International exhibition programme and gallery Stevenson has announced the presentation of multidisciplinary artist Thenjiwe Niki Nkosi‘s second solo exhibition entitled Landings. This marks the second partnership between the gallery and the artist with it being her first exhibition in Cape Town.
Thenjiwe Niki Nkosi has made portraits of Black trailblazers and muted depictions of architecture, yet she’s best known for her minimal, pastel-hued canvases of an imagined Black gymnastics team. These works thematize performance and the relationship between the individual and a larger group. Born in New York to a South African activist father and a Greek American mother, Nkosi obtained her BA from Harvard University before completing her MFA at the School of Visual Arts in New York.
The recipient of the 2019 Tollman Award for the Visual Arts, she’s been included in shows at Tate Modern in London, the Fondation Louis Vuitton in Paris, and the Museum of Modern Art in Warsaw. Through painting, Nkosi explores race, identity, and the complicated issues underlying visibility and representation. She has also worked in film, installation, and performance.
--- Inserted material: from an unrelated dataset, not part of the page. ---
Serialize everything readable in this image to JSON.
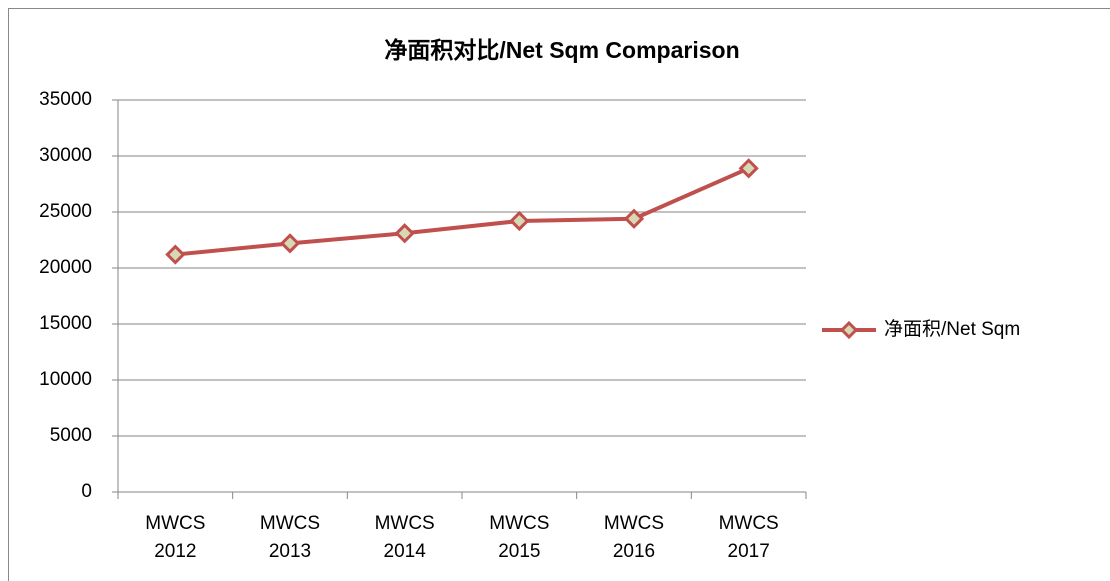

While Nkosi is best known as a painter, her practice spans multiple mediums including film, installation and performance. In her paintings, clean, geometric blocks depict scenes of people and architecture in the artists’ signature colour palette of calming pastel tones. Nkosi uses oil on canvas, carefully layering her compositions over time in a process she likens to meditation.
Nkosi’s sophomore solo exhibition Landings is expected to deliver visuals akin to her signature graphic style. With her pared-down shapes and blocked colour zones, Nkosi seeks the power of stories told with the minimum information necessary. In these works – paintings, prints and a sound installation – conceived during the accelerated crises of the past year, the artist zooms alternately in and out to examine multiple meanings of safety and ground.
(Pictured): Thenjiwe Niki Nkosi painting a piece from her sophomore exhibition ‘Landings’
The figurative works in the show are predominantly studies of human connection. Working within the aesthetic territory mapped out in her previous exhibition Gymnasium, Nkosi here moves away from a concern with the individual’s experience to focus on the shared encounter: pairs or small groups hold (and hold on to) one another.
(Pictured order of appearance): Artworks from the ‘Gymnasium’ exhibition ‘Amplitude’ & ‘Salute’
(Pictured): Thenjiwe Niki Nkosi preparing artworks piece for her debut solo exhibition ‘Gymnasium”
‘On a given day I may attempt many manoeuvres. Sometimes a manoeuvre is made up of one or two moves. Perhaps this sort of purely descriptive account can be read as a non-judgmental gaze on my day, allowing me to see my own actions and work without unnecessary self-criticism or analysis’ explains Thenjiwe. She adds, “In that space, the difference between chaos and order, success and failure becomes indistinct.”
In Landings, Nkosi asks what we can be for each other when the ground is breaking apart beneath our feet. How do we find each other? How do we hold on to one another? Where can we land?